La prouesse de Belaili a été beaucoup commentée, avec, sans surprise, des allusions très politiques. Comme dans ce montage où l’attaquant algérien est intronisé… roi du Maroc : 

Tandis qu’un internaute algérien contourne le slogan marocain « Dieu, la patrie, le roi » par « Dieu, la Patrie, Belaili » ! 

Les réactions des responsables algériens ont aussi été teintées de politique, climat de tensions avec Rabat oblige.

Le président algérien a tweeté : « Un million et demi de bravos à nos héros », une référence au million et demi de martyrs revendiqués par l’Algérie comme victimes de la guerre de libération contre la France (1954-1962).

En condamnant le décès des trois routiers algériens, la présidence algérienne avait rappelé que cette attaque avait été menée « le 1er novembre 2021, alors que le peuple algérien célébrait dans la joie et la sérénité le 67e anniversaire du déclenchement de la glorieuse révolution de libération nationale ».

De plus, le match s’est tenu un 11 décembre, date anniversaire des manifestations anticoloniales de 1960 en Algérie.

Même le chef d’état-major de l’armée, le général de corps d’armée Saïd Chengriha, a félicité les Fennecs sur la page Facebook officielle du ministère de la Défense.

D’autres célébrations ont mis l’accent sur la position antagoniste des deux pays sur la question du Sahara occidental. 

Le match a été, par exemple, suivi sur grand écran en pleine 45e Conférence de soutien et de solidarité avec le peuple sahraoui (EUCOCO) réunie à Las Palmas en Espagne : 

Et des internautes ont même affirmé que des célébrations pour fêter la victoire algérienne avaient eu lieu dans les villes de Smara et Laâyoune, au Sahara occidental, considérées par le Front Polisario comme « villes occupées ».

Le site Algérie patriotique affirme même que « le régime marocain a réprimé des Sahraouis qui fêtaient la victoire de l’Algérie sur le Maroc ».

L’autre fait saillant reste, comme à chaque fois que joue l’Algérie, le soutien des Palestiniens aux Fennecs et la ferveur des supporteurs algériens envers la cause palestinienne.
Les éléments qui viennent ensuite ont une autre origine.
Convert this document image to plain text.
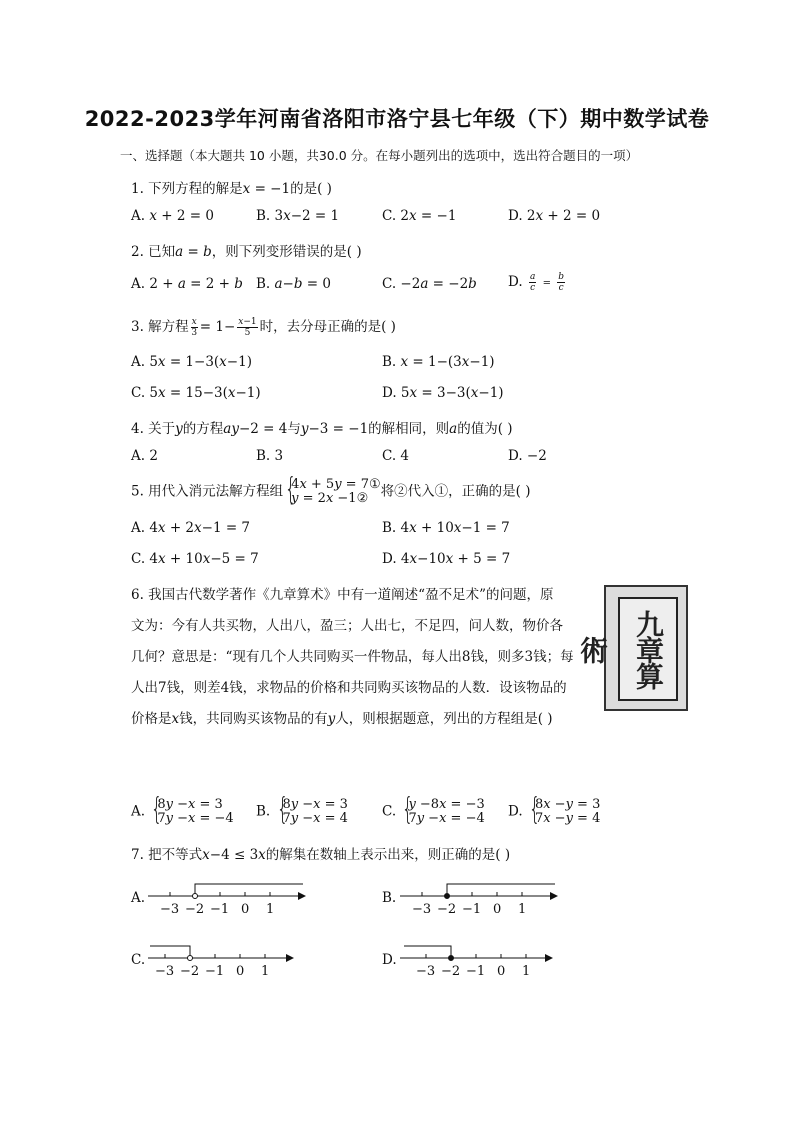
2022-2023学年河南省洛阳市洛宁县七年级（下）期中数学试卷
一、选择题（本大题共 10 小题，共30.0 分。在每小题列出的选项中，选出符合题目的一项）
1. 下列方程的解是𝑥 = −1的是( )
A. 𝑥 + 2 = 0	B. 3𝑥−2 = 1	C. 2𝑥 = −1	D. 2𝑥 + 2 = 0
2. 已知𝑎 = 𝑏，则下列变形错误的是( )
A. 2 + 𝑎 = 2 + 𝑏 B. 𝑎−𝑏 = 0	C. −2𝑎 = −2𝑏 D. $\frac{\text{𝑎}}{\text{𝑐}} = \frac{\text{𝑏}}{\text{𝑐}}$
3. 解方程 $\frac{\text{𝑥}}{3} = 1- \frac{\text{𝑥−1}}{5}$ 时，去分母正确的是( )
A. 5𝑥 = 1−3(𝑥−1)	B. 𝑥 = 1−(3𝑥−1)
C. 5𝑥 = 15−3(𝑥−1)	D. 5𝑥 = 3−3(𝑥−1)
4. 关于𝑦的方程𝑎𝑦−2 = 4与𝑦−3 = −1的解相同，则𝑎的值为( )
A. 2	B. 3	C. 4	D. −2
5. 用代入消元法解方程组 { 4𝑥 + 5𝑦 = 7①
𝑦 = 2𝑥 −1② 将②代入①，正确的是( )
A. 4𝑥 + 2𝑥−1 = 7	B. 4𝑥 + 10𝑥−1 = 7
C. 4𝑥 + 10𝑥−5 = 7	D. 4𝑥−10𝑥 + 5 = 7
6. 我国古代数学著作《九章算术》中有一道阐述“盈不足术”的问题，原
文为：今有人共买物，人出八，盈三；人出七，不足四，问人数，物价各
几何？意思是：“现有几个人共同购买一件物品，每人出8钱，则多3钱；每
人出7钱，则差4钱，求物品的价格和共同购买该物品的人数．设该物品的
价格是𝑥钱，共同购买该物品的有𝑦人，则根据题意，列出的方程组是( )
九章算術
A. { 8𝑦 −𝑥 = 3
7𝑦 −𝑥 = −4 B. { 8𝑦 −𝑥 = 3
7𝑦 −𝑥 = 4	C. { 𝑦 −8𝑥 = −3
7𝑦 −𝑥 = −4 D. { 8𝑥 −𝑦 = 3
7𝑥 −𝑦 = 4
7. 把不等式𝑥−4 ≤ 3𝑥的解集在数轴上表示出来，则正确的是( )
A.	B.
C.	D.
−3 −2 −1 0 1	−3 −2 −1 0 1
−3 −2 −1 0 1	−3 −2 −1 0 1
Mais à l’occasion de ce match, et en réaction à la normalisation du Maroc avec Israël, cette tendance a pris une autre dimension. 

Traduction : « L’équipe d’Algérie gagne face au Maroc et brandit le drapeau palestinien pour fêter la victoire. »

Sur Twitter, le Gazaoui Mohamed Said Nachwan témoigne : « Le public palestinien a supporté l’équipe d’Algérie comme si c’était la sienne. »

Dans plusieurs villes d’Algérie, la fête a duré une bonne partie de la nuit, renouant avec une ambiance d’avant la pandémie. Alger n’a pas vécu de telle fête depuis la finale de la Coupe d’Afrique des nations (CAN) en 2019, remportée par l’Algérie.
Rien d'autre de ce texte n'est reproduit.